The DxO Labs team is pleased to inform you that DxO Optics Pro version 6.1 for Windows is now available!

Get professional-level image quality thanks to DxO Optics Pro.
Photographers the world over have recognized DxO Optics Pro's unique and automatic corrections for a large selection of DSLR cameras. In order to appeal to a broader user base, version 6.1 offers an even more intuitive user interface, more presets, and progressively more support for "advanced compact" cameras designed for the most demanding amateur photographers. DxO Optics Pro brings excellent results to photos shot with these cameras, in terms of both RAW conversion and optical corrections.
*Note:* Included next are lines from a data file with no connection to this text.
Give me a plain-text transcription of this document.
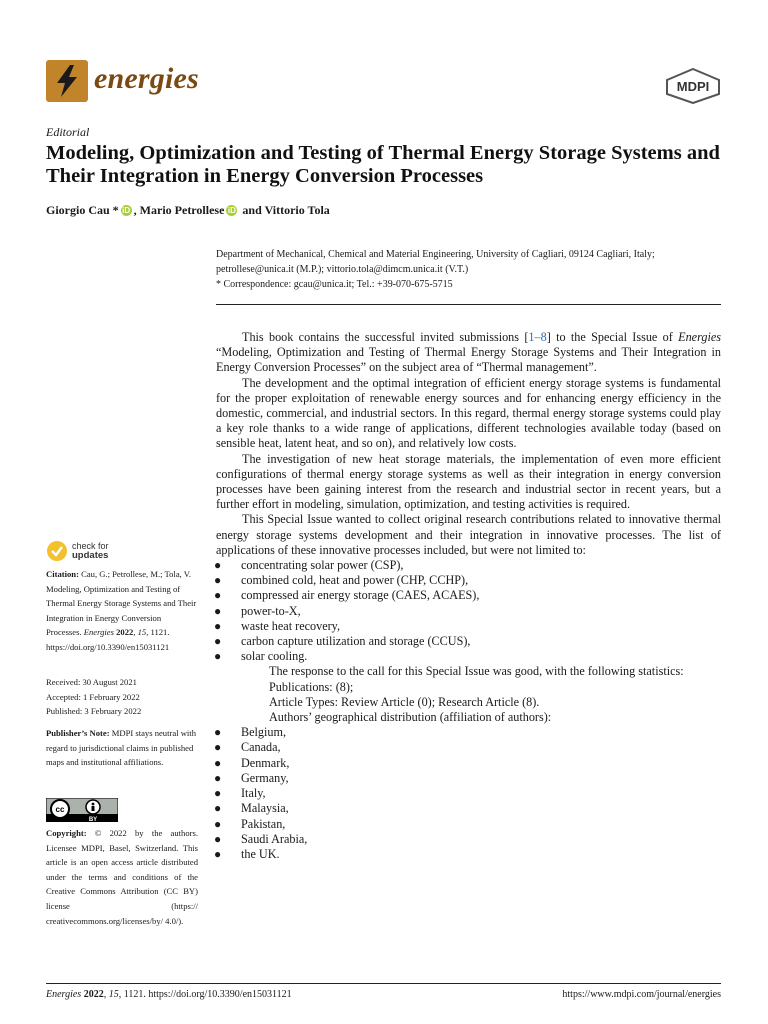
energies	MDPI
Editorial
Modeling, Optimization and Testing of Thermal Energy Storage Systems and Their Integration in Energy Conversion Processes
Giorgio Cau * iD , Mario Petrollese iD and Vittorio Tola
Department of Mechanical, Chemical and Material Engineering, University of Cagliari, 09124 Cagliari, Italy;
petrollese@unica.it (M.P.); vittorio.tola@dimcm.unica.it (V.T.)
* Correspondence: gcau@unica.it; Tel.: +39-070-675-5715

This book contains the successful invited submissions [1–8] to the Special Issue of Energies “Modeling, Optimization and Testing of Thermal Energy Storage Systems and Their Integration in Energy Conversion Processes” on the subject area of “Thermal management”.

The development and the optimal integration of efficient energy storage systems is fundamental for the proper exploitation of renewable energy sources and for enhancing energy efficiency in the domestic, commercial, and industrial sectors. In this regard, thermal energy storage systems could play a key role thanks to a wide range of applications, different technologies available today (based on sensible heat, latent heat, and so on), and relatively low costs.

The investigation of new heat storage materials, the implementation of even more efficient configurations of thermal energy storage systems as well as their integration in energy conversion processes have been gaining interest from the research and industrial sector in recent years, but a further effort in modeling, simulation, optimization, and testing activities is required.

This Special Issue wanted to collect original research contributions related to innovative thermal energy storage systems development and their integration in innovative processes. The list of applications of these innovative processes included, but were not limited to:

● concentrating solar power (CSP),
● combined cold, heat and power (CHP, CCHP),
● compressed air energy storage (CAES, ACAES),
● power-to-X,
● waste heat recovery,
● carbon capture utilization and storage (CCUS),
● solar cooling.

The response to the call for this Special Issue was good, with the following statistics:

Publications: (8);

Article Types: Review Article (0); Research Article (8).

Authors’ geographical distribution (affiliation of authors):

● Belgium,
● Canada,
● Denmark,
● Germany,
● Italy,
● Malaysia,
● Pakistan,
● Saudi Arabia,
● the UK.
check for
updates
Citation: Cau, G.; Petrollese, M.; Tola, V. Modeling, Optimization and Testing of Thermal Energy Storage Systems and Their Integration in Energy Conversion Processes. Energies 2022, 15, 1121. https://doi.org/10.3390/en15031121
Received: 30 August 2021
Accepted: 1 February 2022
Published: 3 February 2022
Publisher’s Note: MDPI stays neutral with regard to jurisdictional claims in published maps and institutional affiliations.
cc
BY
Copyright: © 2022 by the authors. Licensee MDPI, Basel, Switzerland. This article is an open access article distributed under the terms and conditions of the Creative Commons Attribution (CC BY) license (https:// creativecommons.org/licenses/by/ 4.0/).
Energies 2022, 15, 1121. https://doi.org/10.3390/en15031121	https://www.mdpi.com/journal/energies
In addition to its large array of supported DSLR cameras, beginning with version 6.1, DxO Optics Pro now supports the Canon G11. DxO Labs will shortly add support for the Canon S90 in the days to follow, along with the Panasonic Lumix Lx3 and GH1 (slated for the beginning of 2010), as well as for other models in the advanced compact category.

Complete list of new features in v6.1 :
Support for the following cameras: Canon G11, Canon 7D, and Nikon D3000;
56 new DxO Optics Modules for the following cameras: Canon 7D, 400D, 450D, 500D, Nikon D3, D300, D300s, D40x, D3000, Olympus E-30, E-420, E-510, E-620 and Sony A300;
Even more improvements to the user interface, include full-screen mode for easier photo viewing;
6 new presets, including one that simulates HDR rendition—all from one shot and in one click!

Now I know it wasn't just my imagination  
I'm really looking forward for the S90 module to see how it compares with DPP. Also few days ago I realized they added support for my D90 with the 35mm 1.8D  
Seems they are receptive to suggestions/ critique.